Another critical element, Olson says, is drought. “May ponds fell 41 percent from 2001 to 2002. Parts of prairie Canada were the driest they’ve ever been and wetland conditions deteriorated in the Dakotas as well. When you start the breeding season with a third fewer mallards (than 1999) and don’t get much production, it’s easy to see why hunting was poor.
Olson notes the breeding population actually began to slip in 2000 when water conditions on the breeding grounds were still relatively good. “That’s a concern because it suggests there are a number of factors limiting duck production.
Olson says production continues to be a concern across the prairie breeding grounds, citing studies by Delta, the US Fish and Wildlife Service and other agencies showing a steady 70-year decline in nest success. “Numerous studies have shown that nest success across the breeding grounds averages 10 percent. That means 9 out of every 10 nests initiated don’t produce a single egg,” Olson says, “and countless studies have shown that the biggest single factor inhibiting nest success is predation.”
“The bottom line,” Olson says, “is that the number of ducks hunters see in the south is determined by how many birds are produced on the breeding grounds. Poor results in the duck blind in recent years reflect poor production up north. We can’t control the weather. One thing we can control though is how effective waterfowl management is in producing ducks. If we want better hunting in the future, we need to concentrate on techniques and approaches that will produce more ducks.”

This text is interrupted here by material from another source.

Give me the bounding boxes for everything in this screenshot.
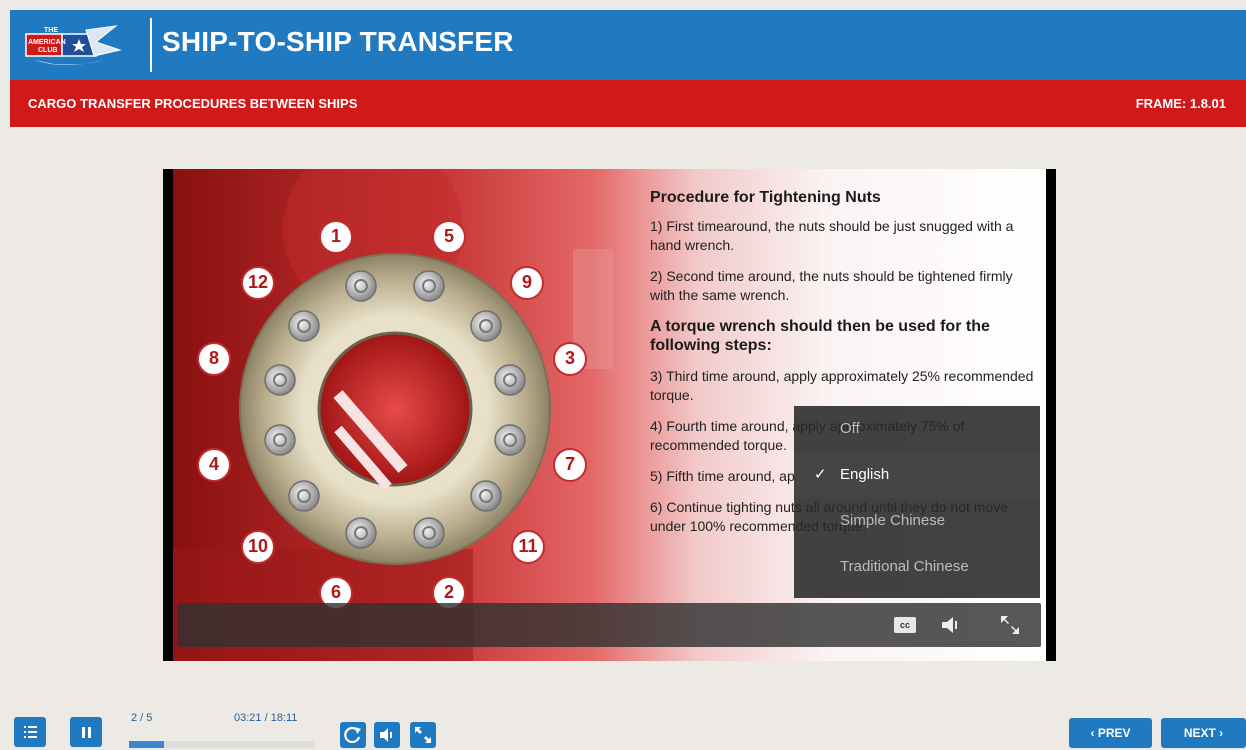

“That’s why Delta is focusing on production techniques that include predator management, nesting structures and conservation policy in an attempt to increase production and put more ducks on the wing come fall.”
Delta Waterfowl was established in 1911 and is North America’s leader in waterfowl conservation research. Delta’s U.S office is in the heart of duck country, Bismarck, North Dakota. Delta’s mission is to enhance waterfowl populations while securing the future of waterfowling.